A little later that afternoon we went down to the local BMW dealer to pick up the bikes we would ride into Sydney. We were hoping to hook up with a bunch of local bikers, just as we’d done in England, and create a little convoy for the final leg. Russ’s dad Tony would be riding along with David Kent, who promised me he’d ride shotgun for Olly. She had only recently passed her test and would have either Doone or Kinvara on the back, so David said he’d make sure she was given plenty of room. Russ would alternate between taking Sarah and Emily on the back of his bike. En masse we would roll into Sydney.
And that’s exactly what we did. About three hundred bikers joined us along the coast from Wollongong - skirting Sydney so we could come in from the north. I rode up front, first with Kinvara and then Doone on the back. We followed the road to a fantastic sweeping bridge, where the cliff climbed on our left and massive rollers crashed on rocks below. I looked across and there we all were - me and Olly, Doone and Kinvara, all together, all on motorbikes. With Kinvara hanging on tight I popped the front wheel and suddenly it was April again - I was back at my dad’s place in Annamoe for a visit. My old childhood friend Tommy Rochford had got that old Yamaha of mine running and while he and I chatted, Doone and Kinvara took turns riding the bike on the lawn I’d churned up as a kid.

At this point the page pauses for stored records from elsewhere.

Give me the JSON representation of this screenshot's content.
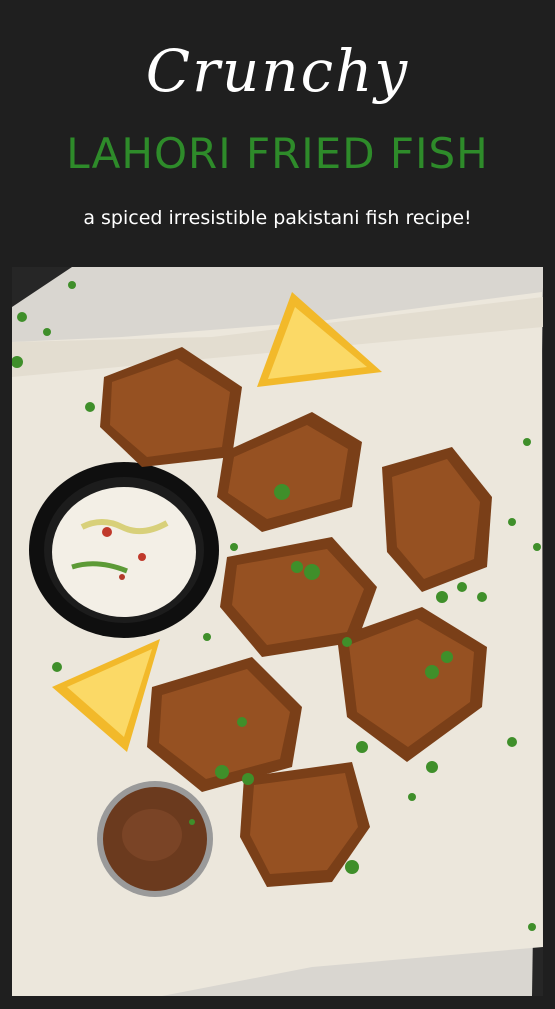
{
  "header": {
    "script_title": "Crunchy",
    "main_title": "LAHORI FRIED FISH",
    "subtitle": "a spiced irresistible pakistani fish recipe!"
  },
  "photo": {
    "colors": {
      "background": "#1f1f1f",
      "parchment": "#ece7dc",
      "fish": "#8a4a1f",
      "lemon": "#f6c63a",
      "bowl": "#141414",
      "sauce": "#f3efe6",
      "cilantro": "#3f8f2a",
      "spice": "#6b3a1e"
    }
  }
}
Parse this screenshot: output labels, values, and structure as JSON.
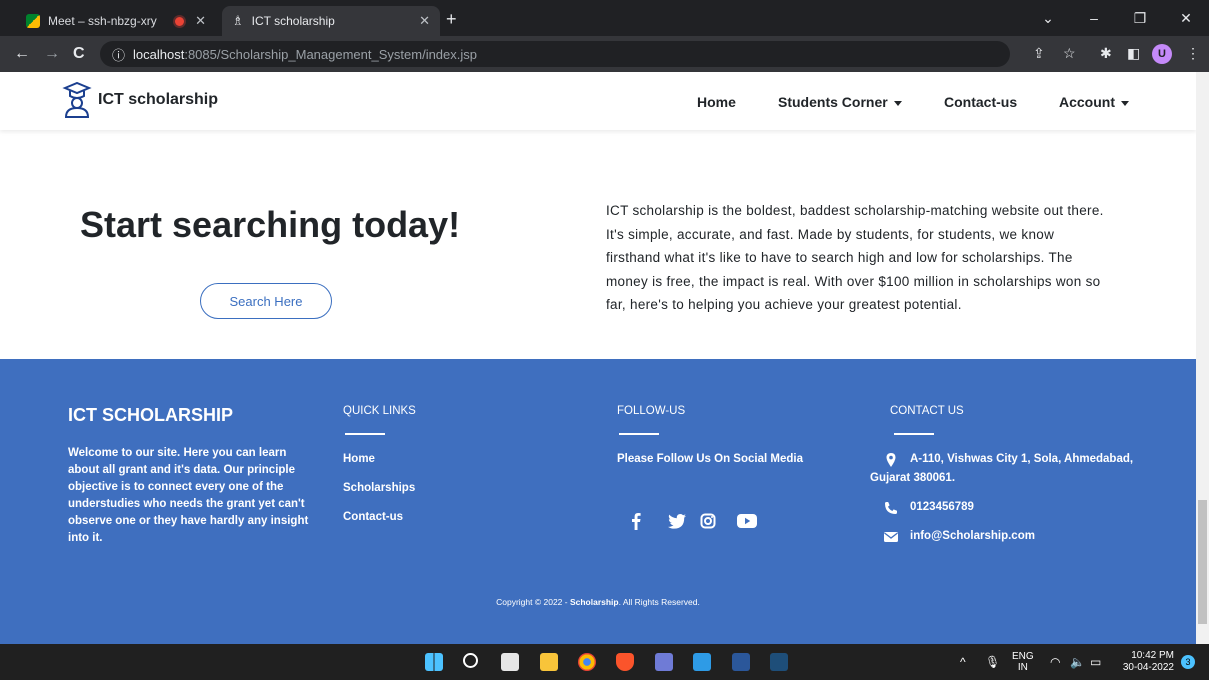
{
  "browser": {
    "tabs": [
      {
        "title": "Meet – ssh-nbzg-xry",
        "active": false
      },
      {
        "title": "ICT scholarship",
        "active": true
      }
    ],
    "new_tab_label": "+",
    "url_host": "localhost",
    "url_path": ":8085/Scholarship_Management_System/index.jsp"
  },
  "site": {
    "brand": "ICT scholarship",
    "nav": [
      {
        "label": "Home"
      },
      {
        "label": "Students Corner",
        "dropdown": true
      },
      {
        "label": "Contact-us"
      },
      {
        "label": "Account",
        "dropdown": true
      }
    ]
  },
  "hero": {
    "title": "Start searching today!",
    "button": "Search Here",
    "description": "ICT scholarship is the boldest, baddest scholarship-matching website out there. It's simple, accurate, and fast. Made by students, for students, we know firsthand what it's like to have to search high and low for scholarships. The money is free, the impact is real. With over $100 million in scholarships won so far, here's to helping you achieve your greatest potential."
  },
  "footer": {
    "title": "ICT SCHOLARSHIP",
    "about": "Welcome to our site. Here you can learn about all grant and it's data. Our principle objective is to connect every one of the understudies who needs the grant yet can't observe one or they have hardly any insight into it.",
    "quick_links_heading": "QUICK LINKS",
    "quick_links": [
      "Home",
      "Scholarships",
      "Contact-us"
    ],
    "follow_heading": "FOLLOW-US",
    "follow_text": "Please Follow Us On Social Media",
    "social_icons": [
      "facebook-icon",
      "twitter-icon",
      "instagram-icon",
      "youtube-icon"
    ],
    "contact_heading": "CONTACT US",
    "address_line1": "A-110, Vishwas City 1, Sola, Ahmedabad,",
    "address_line2": "Gujarat 380061.",
    "phone": "0123456789",
    "email": "info@Scholarship.com",
    "copyright_prefix": "Copyright © 2022 - ",
    "copyright_brand": "Scholarship",
    "copyright_suffix": ". All Rights Reserved."
  },
  "taskbar": {
    "language_line1": "ENG",
    "language_line2": "IN",
    "time": "10:42 PM",
    "date": "30-04-2022",
    "notifications": "3"
  },
  "colors": {
    "footer_bg": "#3f6fbf",
    "accent": "#3b6fc0"
  }
}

As we came into Sydney we rode under a massive sign that said: ‘LOOK OUT FOR MOTORCYCLES’. It felt like an iconic moment, and suddenly I was very emotional. We’d started on bikes and we’d finished on bikes and as we entered the tunnel to pass beneath the harbour, heading for the Shangri-La Hotel, the thunder of motorcycles echoed off the walls like the beat of a thousand drums.
Moments later we were back in bright sunshine, the ironwork of the bridge above our heads. Glancing across at Russ, I punched the air. ‘Yeah, baby. We made the bridge!’